AI Driven Deceptive Monetisation Research

A chronological overview -digital download copy

AI-driven deceptive monetisation strategies have developed quickly, prompting a societal concern about ethical boundaries and regulatory gaps. Results from early research studies focused on the integration of Artificial Intelligence (AI) in business operations, such as supply chains and marketing. This primary research is presented in chronological order, giving accounts of academic studies done thus far from recent publications, events, and developments from mix-methods of quantitative document analysis and qualitative content analysis.

The EU AI Act, which forbids manipulative practices and permits improved governance, represents a step forward in tackling AI-driven deceptive monetisation in UX/CX designs.
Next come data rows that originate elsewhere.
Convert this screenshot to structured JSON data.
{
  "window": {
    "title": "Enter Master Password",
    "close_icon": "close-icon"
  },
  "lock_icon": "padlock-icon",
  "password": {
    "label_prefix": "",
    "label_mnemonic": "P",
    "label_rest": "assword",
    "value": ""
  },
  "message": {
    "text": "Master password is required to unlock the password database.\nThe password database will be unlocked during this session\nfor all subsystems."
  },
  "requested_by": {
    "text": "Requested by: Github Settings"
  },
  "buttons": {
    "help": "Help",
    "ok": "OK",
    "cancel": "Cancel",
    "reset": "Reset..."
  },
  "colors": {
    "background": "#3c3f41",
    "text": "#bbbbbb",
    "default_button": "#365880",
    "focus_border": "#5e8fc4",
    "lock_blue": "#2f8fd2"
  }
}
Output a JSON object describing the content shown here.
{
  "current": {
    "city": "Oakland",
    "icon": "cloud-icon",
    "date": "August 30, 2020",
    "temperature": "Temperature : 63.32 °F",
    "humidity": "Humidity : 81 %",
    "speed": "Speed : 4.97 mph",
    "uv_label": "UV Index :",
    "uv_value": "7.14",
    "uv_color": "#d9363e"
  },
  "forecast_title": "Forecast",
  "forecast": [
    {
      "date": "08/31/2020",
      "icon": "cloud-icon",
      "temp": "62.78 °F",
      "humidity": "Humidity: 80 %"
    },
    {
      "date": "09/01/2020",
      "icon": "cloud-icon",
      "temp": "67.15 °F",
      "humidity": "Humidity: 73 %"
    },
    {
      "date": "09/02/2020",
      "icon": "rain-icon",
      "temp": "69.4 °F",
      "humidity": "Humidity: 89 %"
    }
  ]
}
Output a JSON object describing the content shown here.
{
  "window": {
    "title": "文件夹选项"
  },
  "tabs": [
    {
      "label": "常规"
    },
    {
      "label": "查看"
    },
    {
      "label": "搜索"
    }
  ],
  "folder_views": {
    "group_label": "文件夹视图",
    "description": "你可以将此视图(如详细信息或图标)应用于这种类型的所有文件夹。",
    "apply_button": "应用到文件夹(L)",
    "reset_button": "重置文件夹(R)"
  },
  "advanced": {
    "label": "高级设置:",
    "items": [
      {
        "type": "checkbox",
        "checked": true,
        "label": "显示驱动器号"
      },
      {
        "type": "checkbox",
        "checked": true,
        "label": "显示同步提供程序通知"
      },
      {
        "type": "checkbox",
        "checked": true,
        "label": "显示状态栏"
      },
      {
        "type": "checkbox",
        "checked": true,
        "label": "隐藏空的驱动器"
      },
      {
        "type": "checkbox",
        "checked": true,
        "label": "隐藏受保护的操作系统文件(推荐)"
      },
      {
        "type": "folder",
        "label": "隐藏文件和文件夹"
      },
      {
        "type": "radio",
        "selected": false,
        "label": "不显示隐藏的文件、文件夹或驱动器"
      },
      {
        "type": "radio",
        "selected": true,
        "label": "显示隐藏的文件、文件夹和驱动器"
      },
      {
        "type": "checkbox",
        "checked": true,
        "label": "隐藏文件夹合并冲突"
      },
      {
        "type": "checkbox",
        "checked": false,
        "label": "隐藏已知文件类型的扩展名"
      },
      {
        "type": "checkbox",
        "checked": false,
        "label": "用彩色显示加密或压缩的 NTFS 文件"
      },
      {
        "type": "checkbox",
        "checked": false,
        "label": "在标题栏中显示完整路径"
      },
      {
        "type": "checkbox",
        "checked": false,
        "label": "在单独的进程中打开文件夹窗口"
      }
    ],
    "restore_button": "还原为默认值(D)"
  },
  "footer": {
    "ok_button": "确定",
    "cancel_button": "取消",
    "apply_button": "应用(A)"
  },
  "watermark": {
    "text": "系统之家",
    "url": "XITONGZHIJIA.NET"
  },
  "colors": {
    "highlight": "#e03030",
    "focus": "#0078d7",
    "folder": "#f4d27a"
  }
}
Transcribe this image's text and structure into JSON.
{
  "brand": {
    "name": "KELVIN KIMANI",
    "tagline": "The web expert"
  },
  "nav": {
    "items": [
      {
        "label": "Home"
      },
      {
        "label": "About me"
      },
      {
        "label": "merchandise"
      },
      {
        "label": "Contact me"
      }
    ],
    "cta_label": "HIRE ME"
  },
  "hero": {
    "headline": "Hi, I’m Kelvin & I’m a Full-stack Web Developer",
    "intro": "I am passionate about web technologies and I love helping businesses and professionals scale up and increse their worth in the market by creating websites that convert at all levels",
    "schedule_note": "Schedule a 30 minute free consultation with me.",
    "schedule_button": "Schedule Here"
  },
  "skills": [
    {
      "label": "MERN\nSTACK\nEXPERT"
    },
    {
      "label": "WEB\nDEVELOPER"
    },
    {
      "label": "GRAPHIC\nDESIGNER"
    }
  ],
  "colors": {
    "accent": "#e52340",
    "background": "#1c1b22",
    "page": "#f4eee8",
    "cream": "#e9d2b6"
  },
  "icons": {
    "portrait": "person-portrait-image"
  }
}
However, obstacles like fragmentation, detection difficulties, and inconsistent enforcement limits its efficacy. Harmonised regulations and cross-border collaboration are necessary to maximise impact while striking a balance between consumer protection and innovation. Continuous assessment is required as AI develops as mandated by 2029 -will be crucial to close gaps and promote trustworthy designs.

When it comes to using AI to combat deceptive monetisation, SMEs face blind spots such as a lack of resources and expertise. However, scalable solution, such as training (which is another existing gap) and phased frameworks, offer practical solutions. Using evolving regulations, small businesses can boost sustainability, trust, and responsible innovation.

Providing summaries of opposing theories or models throughout a historical sequence of milestones, and highlighting how companies exploit users through deceptive practices and amplifying inconsistencies in how laws are enforced, key frameworks used for regulations, and obstacles that hinder stronger oversight on issues such as dark patterns in monetisation, disparities in enforcement among jurisdictions, current regulations (such as the EU GDPR or FTC guidelines), enforcement failures, and systemic barriers like lobbying or resource shortages that prevent effective reforms in industries like tech, e-commerce, and finance, including also key obstacles like political opposition or technological complexity.

While the findings within this report (46 pages) does not suggest that regulators are to blame for the inconsistent enforcement efforts, it does highlight concerns about how deceptive monetisation can flourish in the presence of regulatory gaps and weak enforcement. As a result, it advocates for reform and calls for action.